While the Bruins fourth round pick might sound eerily like Finnish fourth line center Joonas Kemppainen, the Black and Gold are hoping for much more from fifth round pick (135th overall) Joona Koppanen. The 6-foot-5, 194-pound Finnish center is obviously a big body in the middle of the ice, and already plays a responsible, smart game on the defensive side of the ice.

In keeping with the parallels to Kemppainen, Koppanen is a bit less developed on the offensive side of the game at this point in his young career as an 18-year-old.  

“I think that the draft was awesome and I’m really excited for the draft to Boston,” said Koppanen, who added “Tuukka Rask plays there” when asked what he knows about the Bruins. “My strength is to skating and I’m a good two-way forward.”

The Big Finn had nine goals and 26 points in 40 games for the junior team in Finland last season, and was shut out in seven games for Team Finland at the World Junior U-18 Championships. So he’s got some work to do developing his offensive game and getting both bigger and stronger, but the Bruins see size, strength and the work ethic to improve in Koppanen.

“He’s a big guy, and for a big guy he can really move around. He’s very good defensively and smart with his positioning. He plays hard,” said Bruins head scout Keith Gretzky. “The skill is the one area that needs to develop, and we think it’s going to do that.
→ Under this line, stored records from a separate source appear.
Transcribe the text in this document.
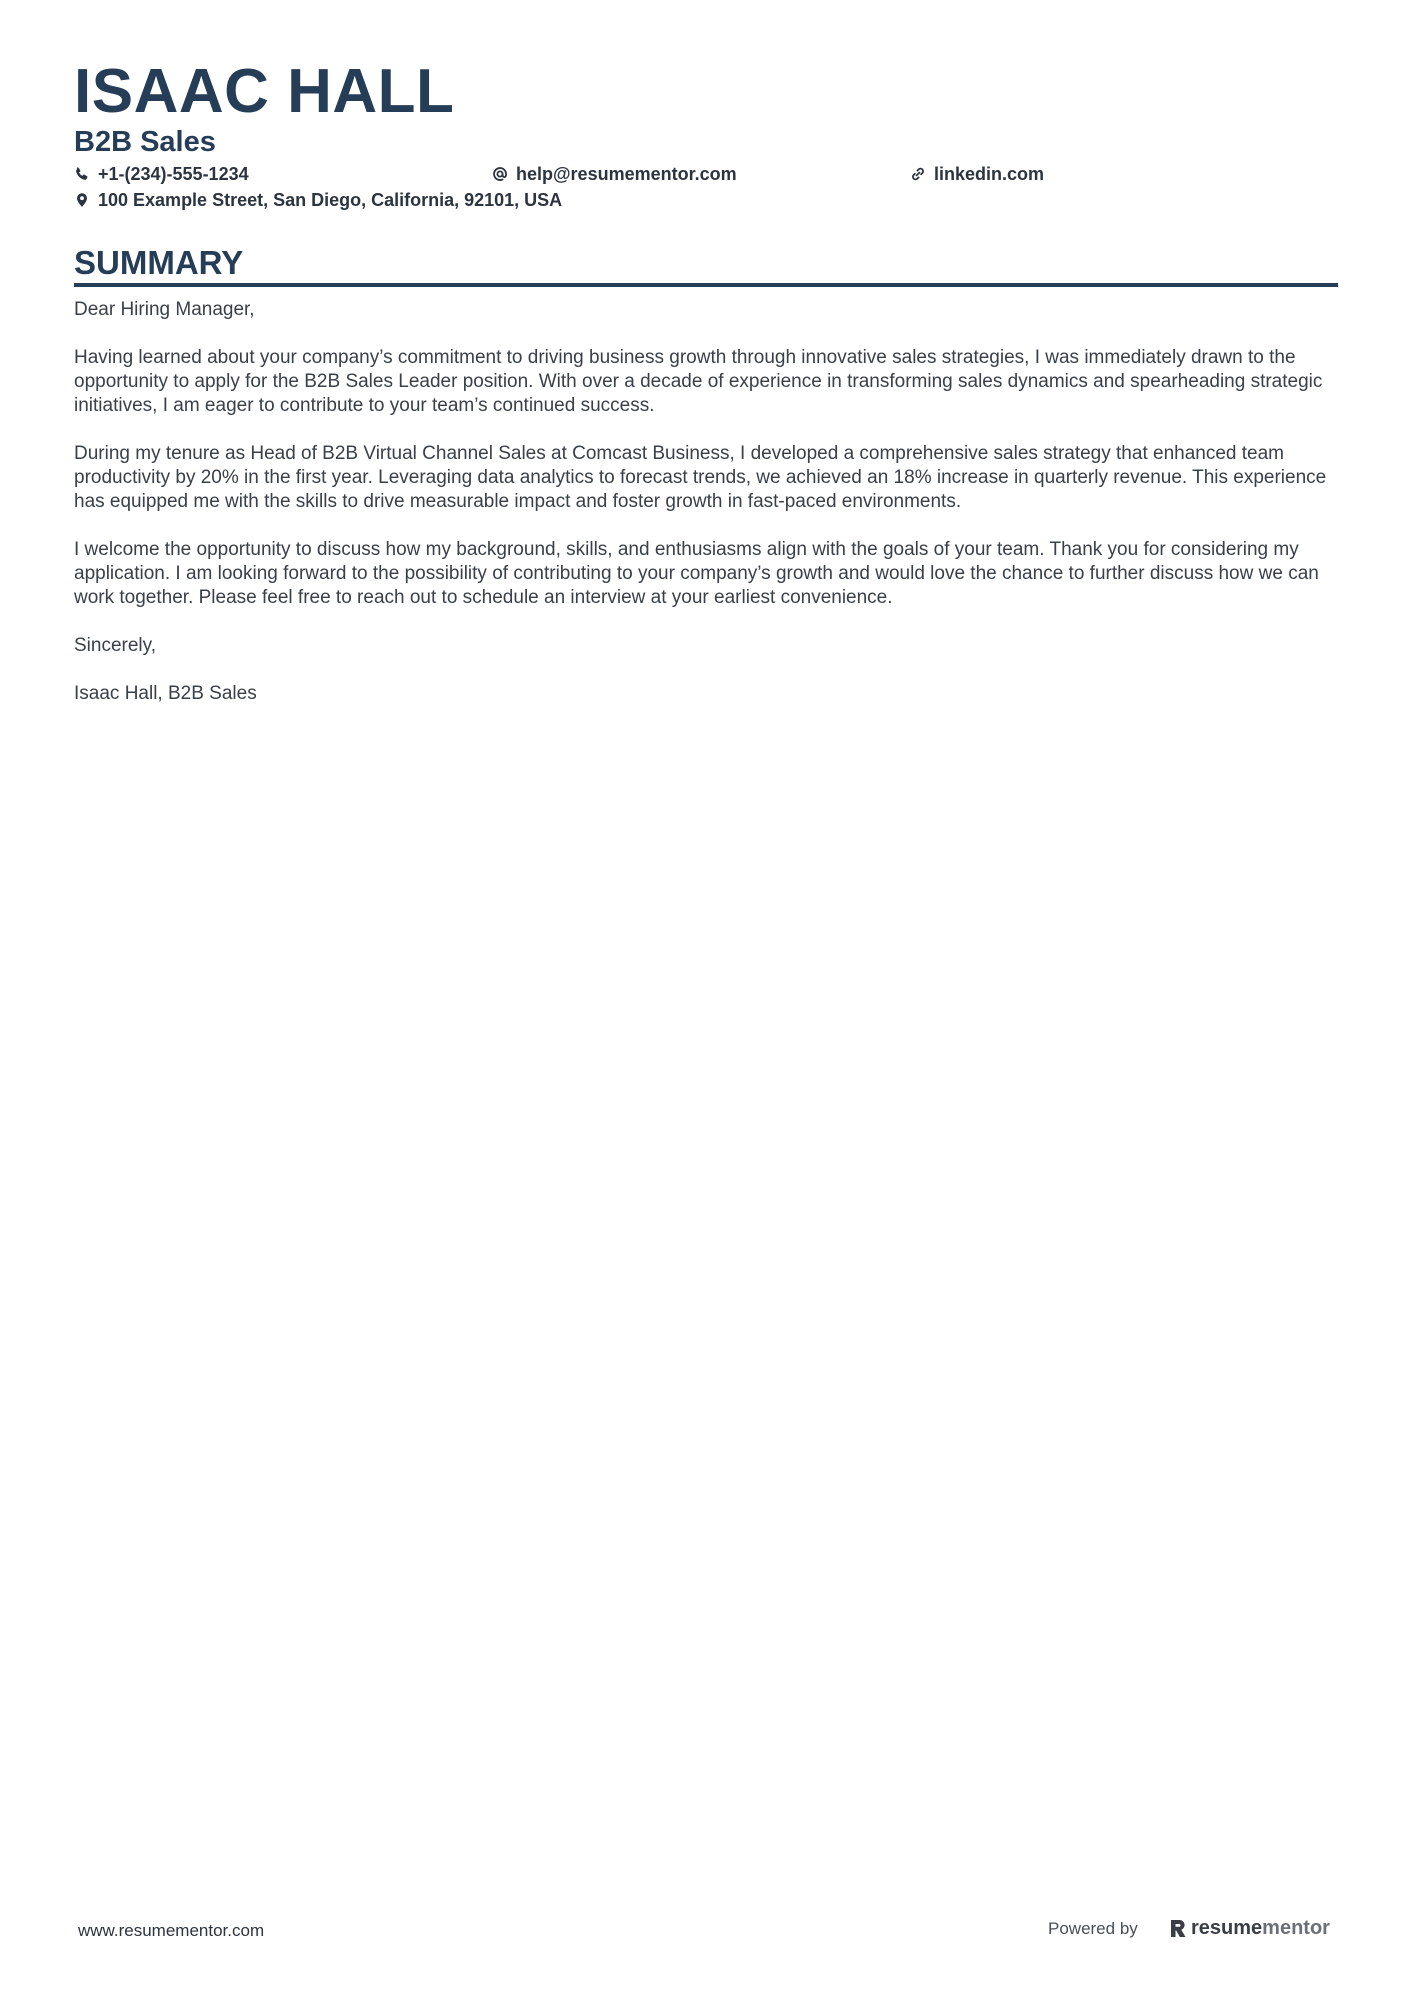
ISAAC HALL
B2B Sales
+1-(234)-555-1234	help@resumementor.com	linkedin.com
100 Example Street, San Diego, California, 92101, USA
SUMMARY

Dear Hiring Manager,

Having learned about your company’s commitment to driving business growth through innovative sales strategies, I was immediately drawn to the opportunity to apply for the B2B Sales Leader position. With over a decade of experience in transforming sales dynamics and spearheading strategic initiatives, I am eager to contribute to your team’s continued success.

During my tenure as Head of B2B Virtual Channel Sales at Comcast Business, I developed a comprehensive sales strategy that enhanced team productivity by 20% in the first year. Leveraging data analytics to forecast trends, we achieved an 18% increase in quarterly revenue. This experience has equipped me with the skills to drive measurable impact and foster growth in fast-paced environments.

I welcome the opportunity to discuss how my background, skills, and enthusiasms align with the goals of your team. Thank you for considering my application. I am looking forward to the possibility of contributing to your company’s growth and would love the chance to further discuss how we can work together. Please feel free to reach out to schedule an interview at your earliest convenience.

Sincerely,

Isaac Hall, B2B Sales

www.resumementor.com	Powered by	resume mentor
He was a guy that we targeted because he’s a big guy that can skate, and is good in his own end.”

One thing the Bruins focused on heading into the draft was acquiring some size at the center position, and they’ve clearly done that with 6-foot-2, 200-pound Trent Frederic and the 6-foot-5, 198-pound Koppanen.

It just remains to be seen what kind of offensive upside these gritty, tough competitors will have once they reach the pro ranks a few years from now, and that will go a long way to determining how good these picks end up being.

One thing is for sure: they must be projecting that Koppanen is better than Kemppainen, who was an absolute bust in the offensive zone.